Assessing the impact of both climate and atmospheric CO2 changes on the vegetation:
1) In the IMIFM approach, we can assess the impact of atmospheric CO2 and of climate by setting them as constant in separate experiments.
2) We also run a dynamic vegetation model, LPJ-GUESS with the Simulation of the Transient Climate of the Last 21,000 Years (TraCE-21 ka) at each pollen site over the Africa and North America.
3) We are still implementing data-model comparison methods for transient vegetation and climate variables.
Investigating the changes in large-scale atmosphere circulation and hydrological cycle responsible for these surface climate and vegetation changes:
1) According to our vegetation and climate reconstructions over the Africa, we investigate the changes in large-scale atmosphere circulation and hydrological cycle over the equatorial Africa (i.e. east side vs. west side of the Congo basin) during the last deglaciation.

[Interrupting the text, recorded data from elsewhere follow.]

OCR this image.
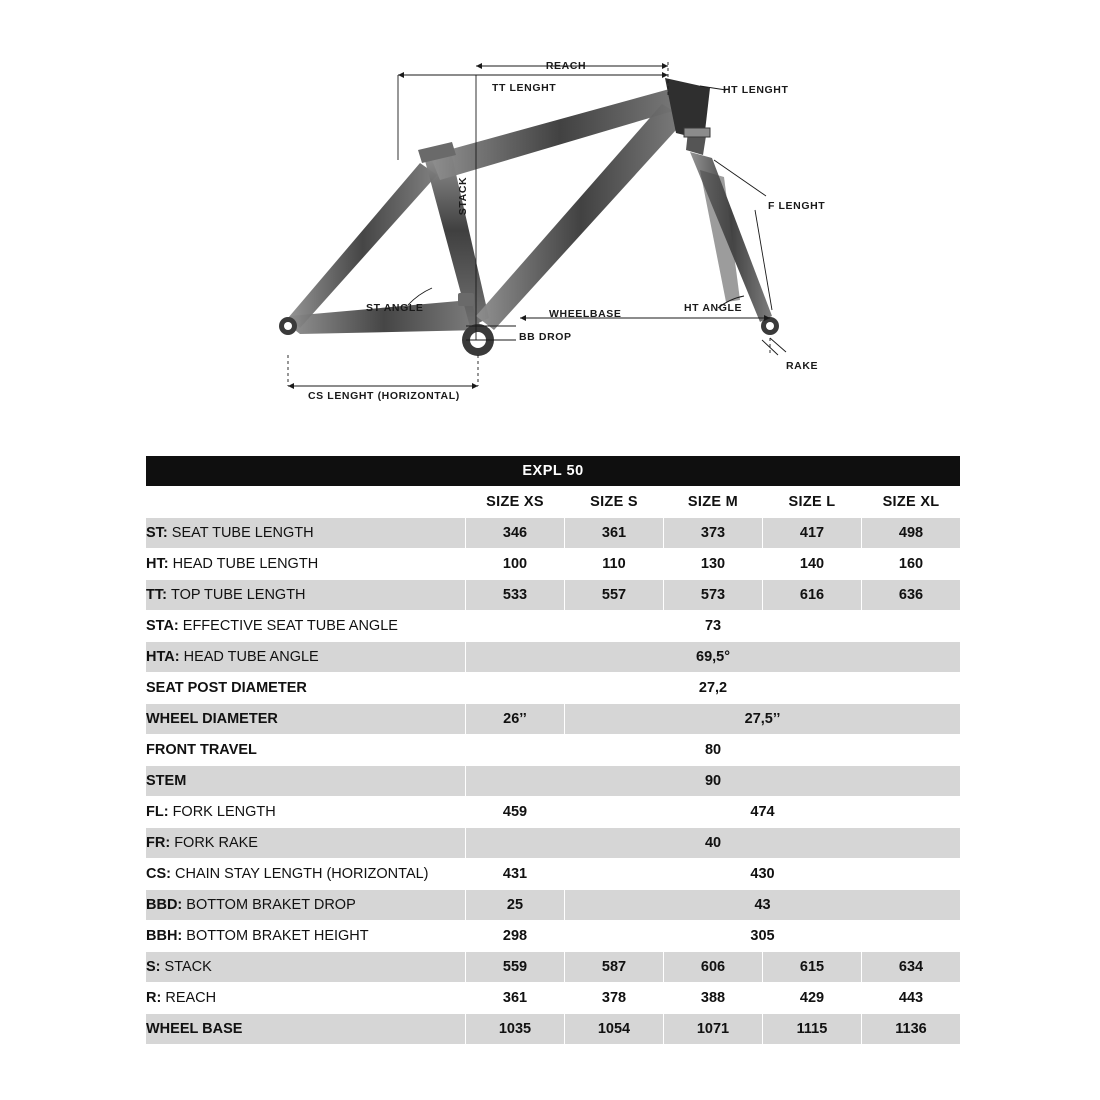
REACH
TT LENGHT	HT LENGHT
STACK	F LENGHT
ST ANGLE	WHEELBASE	HT ANGLE
BB DROP
RAKE
CS LENGHT (HORIZONTAL)
EXPL 50					
	SIZE XS	SIZE S	SIZE M	SIZE L	SIZE XL
ST: SEAT TUBE LENGTH	346	361	373	417	498
HT: HEAD TUBE LENGTH	100	110	130	140	160
TT: TOP TUBE LENGTH	533	557	573	616	636
STA: EFFECTIVE SEAT TUBE ANGLE	73				
HTA: HEAD TUBE ANGLE	69,5°				
SEAT POST DIAMETER	27,2				
WHEEL DIAMETER	26’’	27,5’’			
FRONT TRAVEL	80				
STEM	90				
FL: FORK LENGTH	459	474			
FR: FORK RAKE	40				
CS: CHAIN STAY LENGTH (HORIZONTAL)	431	430			
BBD: BOTTOM BRAKET DROP	25	43			
BBH: BOTTOM BRAKET HEIGHT	298	305			
S: STACK	559	587	606	615	634
R: REACH	361	378	388	429	443
WHEEL BASE	1035	1054	1071	1115	1136
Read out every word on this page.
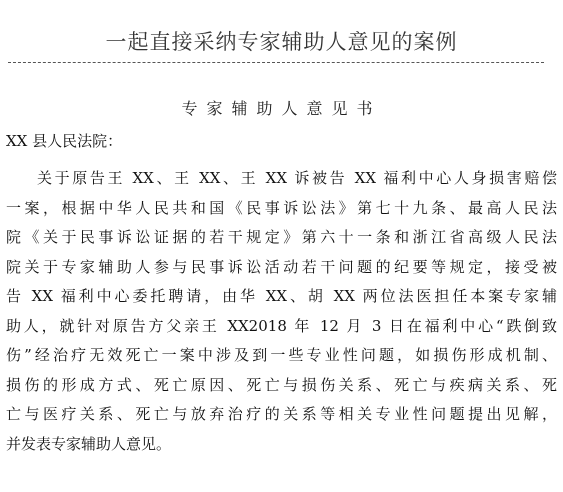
一起直接采纳专家辅助人意见的案例
专家辅助人意见书
XX 县人民法院：
关于原告王 XX、王 XX、王 XX 诉被告 XX 福利中心人身损害赔偿
一案，根据中华人民共和国《民事诉讼法》第七十九条、最高人民法
院《关于民事诉讼证据的若干规定》第六十一条和浙江省高级人民法
院关于专家辅助人参与民事诉讼活动若干问题的纪要等规定，接受被
告 XX 福利中心委托聘请，由华 XX、胡 XX 两位法医担任本案专家辅
助人，就针对原告方父亲王 XX2018 年 12 月 3 日在福利中心“跌倒致
伤”经治疗无效死亡一案中涉及到一些专业性问题，如损伤形成机制、
损伤的形成方式、死亡原因、死亡与损伤关系、死亡与疾病关系、死
亡与医疗关系、死亡与放弃治疗的关系等相关专业性问题提出见解，
并发表专家辅助人意见。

2) We are still investigating the changes in large-scale atmosphere circulation and hydrological cycle over the North America.
Our approach of pollen-based climate reconstruction allows us to avoid both no-analog and wrong-analog problems (e.g., Jackson and Williams, 2004) and to assess the potential bias in reconstructions that may result from varying atmospheric CO2 concentrations. In particular, because atmospheric CO2 concentration influences plant water use efficiency, with low CO2 concentrations requiring a greater consumption of water to maintain the same rate of photosynthesis (Prentice and Harrison, 2009), conventional statistical approaches could “misread†the generally more xeric vegetation at the Last Glacial Maximum than at present as indicating drier-than-present conditions, even if moisture did not change. As a result, our project shows that pollen-based climate reconstruction beyond the Holocene period works and more large-scale data is available for understanding of vegetation and climate changes beyond the Holocene. This project also provides new benchmarking data for understanding environmental changes and evaluating climate models which are used for climate projections.